Born at 8.20 a.m. at the Tuileries Palace, the Prince Imperial was given the names Napoléon François Joseph Charles and the title King of Rome. He was christened in Notre-Dame on 9 June 1811.
The birth of the heir might in hindsight be considered the high point of the First Empire. The decline began already the following year with the disastrous Russian campaign and in April 1814 Napoléon I was forced to abdicate and go into exile. Empress Marie-Louise fled to Vienna, taking her son with her, and the former Emperor never saw his wife or his son again.
At the end of his second reign, the so-called Hundred Days, Napoléon I abdicated on 22 June 1815 in favour of his son, who then became Emperor Napoléon II. But he remained in Vienna and his short reign came to an end on 7 July, when the fugitive Louis XVIII was again proclaimed King of France.

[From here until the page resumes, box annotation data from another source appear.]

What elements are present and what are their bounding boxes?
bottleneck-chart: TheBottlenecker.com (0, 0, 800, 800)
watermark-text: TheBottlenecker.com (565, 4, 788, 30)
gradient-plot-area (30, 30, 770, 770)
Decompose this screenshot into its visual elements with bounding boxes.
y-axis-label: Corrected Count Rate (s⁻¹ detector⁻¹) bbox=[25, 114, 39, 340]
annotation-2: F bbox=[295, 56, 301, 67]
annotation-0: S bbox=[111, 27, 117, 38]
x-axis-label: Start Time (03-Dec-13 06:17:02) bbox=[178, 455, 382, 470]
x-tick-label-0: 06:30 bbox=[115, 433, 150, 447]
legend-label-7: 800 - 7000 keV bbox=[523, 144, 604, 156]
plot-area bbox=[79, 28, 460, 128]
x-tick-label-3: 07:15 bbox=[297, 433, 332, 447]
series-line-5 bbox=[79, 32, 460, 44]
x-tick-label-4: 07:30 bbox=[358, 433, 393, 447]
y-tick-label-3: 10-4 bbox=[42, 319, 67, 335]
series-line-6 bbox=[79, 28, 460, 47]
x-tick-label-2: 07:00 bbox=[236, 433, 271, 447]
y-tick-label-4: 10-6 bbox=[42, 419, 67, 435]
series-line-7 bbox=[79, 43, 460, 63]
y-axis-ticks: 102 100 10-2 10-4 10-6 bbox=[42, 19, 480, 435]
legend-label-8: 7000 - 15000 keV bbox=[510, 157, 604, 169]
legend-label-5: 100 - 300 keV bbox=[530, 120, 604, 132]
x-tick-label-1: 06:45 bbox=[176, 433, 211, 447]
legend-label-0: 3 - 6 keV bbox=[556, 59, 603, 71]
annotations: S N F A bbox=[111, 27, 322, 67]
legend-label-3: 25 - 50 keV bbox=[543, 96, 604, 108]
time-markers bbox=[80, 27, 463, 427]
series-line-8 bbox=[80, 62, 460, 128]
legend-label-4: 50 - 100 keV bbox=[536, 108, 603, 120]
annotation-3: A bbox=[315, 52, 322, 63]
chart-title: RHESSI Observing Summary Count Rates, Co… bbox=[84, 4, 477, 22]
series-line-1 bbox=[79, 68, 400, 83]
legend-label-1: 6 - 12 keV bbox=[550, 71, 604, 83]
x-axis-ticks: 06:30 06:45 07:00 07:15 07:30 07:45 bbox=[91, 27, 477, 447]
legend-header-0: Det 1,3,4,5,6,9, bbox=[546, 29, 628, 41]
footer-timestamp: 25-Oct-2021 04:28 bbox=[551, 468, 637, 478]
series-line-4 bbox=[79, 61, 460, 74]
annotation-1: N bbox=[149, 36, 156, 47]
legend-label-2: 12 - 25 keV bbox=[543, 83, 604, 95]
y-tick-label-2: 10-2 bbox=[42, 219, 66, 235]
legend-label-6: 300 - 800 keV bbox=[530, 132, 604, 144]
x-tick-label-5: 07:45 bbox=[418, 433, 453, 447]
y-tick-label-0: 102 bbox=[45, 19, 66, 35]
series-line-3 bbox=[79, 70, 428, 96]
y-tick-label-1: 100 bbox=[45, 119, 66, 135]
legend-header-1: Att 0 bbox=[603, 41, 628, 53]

The former Napoléon II was renamed Franz and given the title Duke of Reichstadt by his maternal grandfather, Emperor Franz I of Austria. He lived out the remainder of his life at the Austrian court, where he was kept under surveillance and generally encouraged to forget everything about his French past, which he refused to do.
The Duke of Reichstadt died from tuberculosis at Schönbrunn Palace on 22 July 1832, aged only 21. In December 1940 his mortal remains were, on the orders of Adolf Hitler, brought to Paris and interred in the crypt where his father had been laid to rest after his remains were brought back from St Helena a hundred years earlier.
The portrait of the King of Rome wearing the Grand Cross of the Legion of Honour was commissioned in 1812 from François Gérard by Empress Marie-Louise, who had it sent to her husband in Russia. It arrived on the eve of the Battle of Moskowa and the Emperor had it put on display outside his tent to inspire his troops. Today it is to be found in the Musée Napoléon Ier at Fontainebleau Palace.